Adding another layer of scrutiny will only cost B.C. taxpayers more money in added salaries, he continued.
“It seems likely that if there were further audits required, they could easily be managed by existing staff within the Ministry of Community, Sport and Cultural Development. Or, the Auditor General for the Province could be tasked with overseeing municipal governments as well,” he suggested.
“It is somewhat ironic to watch the B.C. Liberals insist that local governments must have an Auditor General when this government has a dismal record of ignoring recommendations made by the Provincial Auditor General or even going so far as to actively thwart attempts by the Auditor General to investigate issues such as the government’s involvement in the Basi-Virk corruption trial,” he concluded.
According to the government press release, the Auditor General for Local Government’s (AGLG) core mandate is to conduct performance audits (also called “value-for-money” audits) in order to provide local governments with objective information and advice on achieving efficiencies in local government operations.

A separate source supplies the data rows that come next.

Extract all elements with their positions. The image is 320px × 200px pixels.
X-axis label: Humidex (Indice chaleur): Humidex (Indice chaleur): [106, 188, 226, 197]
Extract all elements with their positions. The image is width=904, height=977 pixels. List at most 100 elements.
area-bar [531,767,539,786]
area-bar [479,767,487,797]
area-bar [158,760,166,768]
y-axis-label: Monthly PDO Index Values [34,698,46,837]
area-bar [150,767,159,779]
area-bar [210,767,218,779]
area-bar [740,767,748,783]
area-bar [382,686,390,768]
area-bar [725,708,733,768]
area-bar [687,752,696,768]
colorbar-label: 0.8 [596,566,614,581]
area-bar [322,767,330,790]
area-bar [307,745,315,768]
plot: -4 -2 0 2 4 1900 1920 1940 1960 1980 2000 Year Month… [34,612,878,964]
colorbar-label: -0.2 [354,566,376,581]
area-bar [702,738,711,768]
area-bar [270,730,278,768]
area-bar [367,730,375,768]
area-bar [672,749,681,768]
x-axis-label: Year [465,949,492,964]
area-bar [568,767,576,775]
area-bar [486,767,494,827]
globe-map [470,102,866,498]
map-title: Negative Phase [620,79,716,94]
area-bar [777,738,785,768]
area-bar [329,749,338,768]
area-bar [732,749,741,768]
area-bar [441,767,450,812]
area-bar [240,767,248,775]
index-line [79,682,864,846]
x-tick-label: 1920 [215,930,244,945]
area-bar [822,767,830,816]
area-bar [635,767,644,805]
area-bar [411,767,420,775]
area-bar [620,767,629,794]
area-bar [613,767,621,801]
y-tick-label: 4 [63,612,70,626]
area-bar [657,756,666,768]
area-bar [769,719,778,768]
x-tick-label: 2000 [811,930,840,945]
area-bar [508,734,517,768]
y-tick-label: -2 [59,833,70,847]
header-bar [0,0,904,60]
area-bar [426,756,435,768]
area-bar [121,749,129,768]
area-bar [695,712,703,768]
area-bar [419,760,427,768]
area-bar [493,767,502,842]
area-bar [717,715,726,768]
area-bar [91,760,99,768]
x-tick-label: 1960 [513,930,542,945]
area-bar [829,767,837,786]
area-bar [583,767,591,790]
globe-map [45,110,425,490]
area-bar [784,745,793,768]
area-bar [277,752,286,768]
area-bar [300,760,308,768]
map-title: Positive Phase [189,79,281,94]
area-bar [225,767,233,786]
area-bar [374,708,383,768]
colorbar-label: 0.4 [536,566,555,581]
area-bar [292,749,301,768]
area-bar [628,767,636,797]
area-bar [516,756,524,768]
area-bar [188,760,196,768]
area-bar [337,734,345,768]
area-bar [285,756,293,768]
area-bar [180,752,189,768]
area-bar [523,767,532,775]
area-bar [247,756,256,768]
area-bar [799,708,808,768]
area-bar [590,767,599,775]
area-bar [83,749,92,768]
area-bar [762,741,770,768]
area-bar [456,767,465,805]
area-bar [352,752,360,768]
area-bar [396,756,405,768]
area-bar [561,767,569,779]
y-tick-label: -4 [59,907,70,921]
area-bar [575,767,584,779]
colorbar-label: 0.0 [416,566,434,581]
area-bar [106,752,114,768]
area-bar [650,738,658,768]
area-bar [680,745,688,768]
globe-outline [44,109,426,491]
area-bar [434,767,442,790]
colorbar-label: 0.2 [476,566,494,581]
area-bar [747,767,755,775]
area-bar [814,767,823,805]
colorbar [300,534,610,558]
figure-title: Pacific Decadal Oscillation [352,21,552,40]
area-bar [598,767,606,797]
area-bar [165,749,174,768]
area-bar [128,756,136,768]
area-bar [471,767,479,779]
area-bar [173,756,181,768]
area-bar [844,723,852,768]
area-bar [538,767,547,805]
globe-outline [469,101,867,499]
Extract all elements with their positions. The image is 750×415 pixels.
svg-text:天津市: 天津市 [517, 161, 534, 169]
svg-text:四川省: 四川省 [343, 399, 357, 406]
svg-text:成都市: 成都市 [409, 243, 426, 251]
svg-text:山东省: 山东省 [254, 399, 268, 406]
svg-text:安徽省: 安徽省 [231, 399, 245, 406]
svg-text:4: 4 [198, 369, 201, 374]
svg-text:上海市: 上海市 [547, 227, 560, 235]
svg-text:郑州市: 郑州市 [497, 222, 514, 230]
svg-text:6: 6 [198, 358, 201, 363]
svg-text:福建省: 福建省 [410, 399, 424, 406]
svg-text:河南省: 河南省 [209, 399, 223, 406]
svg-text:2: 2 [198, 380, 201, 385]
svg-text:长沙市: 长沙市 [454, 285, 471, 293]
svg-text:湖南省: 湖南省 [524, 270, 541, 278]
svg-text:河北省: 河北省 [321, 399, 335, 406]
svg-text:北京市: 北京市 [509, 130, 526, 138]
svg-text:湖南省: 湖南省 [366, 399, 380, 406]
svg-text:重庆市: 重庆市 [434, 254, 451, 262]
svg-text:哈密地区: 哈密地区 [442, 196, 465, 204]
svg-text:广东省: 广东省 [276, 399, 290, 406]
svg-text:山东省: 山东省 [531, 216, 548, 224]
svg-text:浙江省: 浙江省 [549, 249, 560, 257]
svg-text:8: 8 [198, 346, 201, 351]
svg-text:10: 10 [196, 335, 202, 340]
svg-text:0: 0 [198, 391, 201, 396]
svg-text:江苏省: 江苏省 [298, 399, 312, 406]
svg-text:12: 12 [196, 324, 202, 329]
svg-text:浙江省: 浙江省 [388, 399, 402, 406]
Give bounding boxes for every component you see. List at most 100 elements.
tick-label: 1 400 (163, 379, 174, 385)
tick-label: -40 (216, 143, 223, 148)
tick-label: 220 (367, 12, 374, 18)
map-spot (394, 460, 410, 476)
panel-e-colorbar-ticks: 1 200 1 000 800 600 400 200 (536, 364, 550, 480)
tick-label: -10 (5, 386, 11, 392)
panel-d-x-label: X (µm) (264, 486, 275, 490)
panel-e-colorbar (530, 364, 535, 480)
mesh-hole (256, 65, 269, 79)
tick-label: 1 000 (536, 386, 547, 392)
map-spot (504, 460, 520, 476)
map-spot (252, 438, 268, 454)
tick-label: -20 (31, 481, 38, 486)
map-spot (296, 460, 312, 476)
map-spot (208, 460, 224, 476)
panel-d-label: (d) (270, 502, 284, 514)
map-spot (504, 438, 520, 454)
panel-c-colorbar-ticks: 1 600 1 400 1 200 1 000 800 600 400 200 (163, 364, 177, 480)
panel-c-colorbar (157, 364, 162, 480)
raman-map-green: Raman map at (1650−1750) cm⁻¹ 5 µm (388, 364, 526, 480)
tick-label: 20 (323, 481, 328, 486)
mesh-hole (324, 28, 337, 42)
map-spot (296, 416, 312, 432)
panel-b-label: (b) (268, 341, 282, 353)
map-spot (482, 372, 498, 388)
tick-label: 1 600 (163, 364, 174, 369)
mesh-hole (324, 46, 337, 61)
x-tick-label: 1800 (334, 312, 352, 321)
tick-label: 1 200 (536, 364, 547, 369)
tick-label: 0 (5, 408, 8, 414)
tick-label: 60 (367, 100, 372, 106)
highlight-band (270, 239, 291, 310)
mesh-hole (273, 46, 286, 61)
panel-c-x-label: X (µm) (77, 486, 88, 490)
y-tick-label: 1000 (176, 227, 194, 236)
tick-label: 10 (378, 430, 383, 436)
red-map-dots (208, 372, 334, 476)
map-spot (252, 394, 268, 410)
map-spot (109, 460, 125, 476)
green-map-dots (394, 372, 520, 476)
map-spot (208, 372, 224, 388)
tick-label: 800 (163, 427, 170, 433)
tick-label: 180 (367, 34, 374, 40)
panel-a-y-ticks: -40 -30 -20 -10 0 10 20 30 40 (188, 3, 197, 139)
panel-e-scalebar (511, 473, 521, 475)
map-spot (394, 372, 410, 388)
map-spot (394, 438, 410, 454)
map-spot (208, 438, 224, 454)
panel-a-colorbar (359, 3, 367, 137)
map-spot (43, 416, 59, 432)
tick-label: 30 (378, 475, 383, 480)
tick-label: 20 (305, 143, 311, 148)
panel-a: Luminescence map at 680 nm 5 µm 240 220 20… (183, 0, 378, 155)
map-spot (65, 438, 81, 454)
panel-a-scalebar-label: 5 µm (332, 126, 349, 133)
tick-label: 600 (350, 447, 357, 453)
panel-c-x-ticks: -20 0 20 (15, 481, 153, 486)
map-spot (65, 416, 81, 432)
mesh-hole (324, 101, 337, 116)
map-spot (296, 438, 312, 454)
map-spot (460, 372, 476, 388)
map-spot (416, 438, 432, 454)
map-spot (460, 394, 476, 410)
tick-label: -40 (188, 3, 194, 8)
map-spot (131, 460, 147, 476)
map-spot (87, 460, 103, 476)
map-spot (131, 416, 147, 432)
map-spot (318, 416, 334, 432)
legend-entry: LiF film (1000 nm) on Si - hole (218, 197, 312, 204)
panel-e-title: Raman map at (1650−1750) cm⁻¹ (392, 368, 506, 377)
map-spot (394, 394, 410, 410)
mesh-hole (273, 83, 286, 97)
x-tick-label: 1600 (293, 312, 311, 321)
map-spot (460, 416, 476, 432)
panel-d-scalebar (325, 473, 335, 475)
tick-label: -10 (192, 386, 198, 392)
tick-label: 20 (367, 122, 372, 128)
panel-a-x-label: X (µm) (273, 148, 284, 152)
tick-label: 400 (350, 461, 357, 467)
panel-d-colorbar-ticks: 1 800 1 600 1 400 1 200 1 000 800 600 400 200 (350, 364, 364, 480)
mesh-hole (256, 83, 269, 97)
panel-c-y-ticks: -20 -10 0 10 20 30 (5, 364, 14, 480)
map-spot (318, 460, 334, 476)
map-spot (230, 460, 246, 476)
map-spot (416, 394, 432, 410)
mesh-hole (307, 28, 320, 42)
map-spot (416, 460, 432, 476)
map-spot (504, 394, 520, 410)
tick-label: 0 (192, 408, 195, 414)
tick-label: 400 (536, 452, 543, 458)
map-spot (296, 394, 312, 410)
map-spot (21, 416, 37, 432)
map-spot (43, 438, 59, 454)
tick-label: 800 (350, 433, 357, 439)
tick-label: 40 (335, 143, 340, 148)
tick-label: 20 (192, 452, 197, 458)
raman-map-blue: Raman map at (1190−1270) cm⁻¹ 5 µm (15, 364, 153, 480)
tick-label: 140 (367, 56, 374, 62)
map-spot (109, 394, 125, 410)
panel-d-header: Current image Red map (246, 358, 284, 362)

Performance audits, with a number undertaken each year, would: Investigate questions such as whether a service is undertaken as economically and efficiently as possible, whether a service is effective in achieving its intended results, and whether local governments are sufficiently monitoring their operations; examine a specific local government operation – not the entirety of its operations.
Performance audits would not call into question the merits of policy decisions or objectives of a local government.
The Act provides that the AGLG has scope to conduct performance audits of: any municipality or regional district; corporations or other entities controlled by these local government bodies.
The Act states that the AGLG is to be appointed by the Province, based on a recommendation of an Audit Council. The AGLG’s term is five years, with a maximum of two terms permitted.
The AGLG would: prepare annual service plans laying out general objectives of the office in the upcoming year, including themes and priorities for performance audits; have sole discretion in selecting performance audits to conduct, provided they are consistent with the priorities identified in the annual service plan; provide non-binding recommendations to audited local governments in the form of performance audit reports; ensure audited local governments and the Audit Council have the opportunity to comment on a draft performance audit report before it is published; include in the final performance audit report a summary of any comments provided by an audited local government; publish performance audit reports to make them publicly available; publish other reports, such as reports on recommended practices arising from performance audits that may be relevant to local governments generally; prepare and publish annual reports outlining results achieved by the AGLG’s office in the previous year.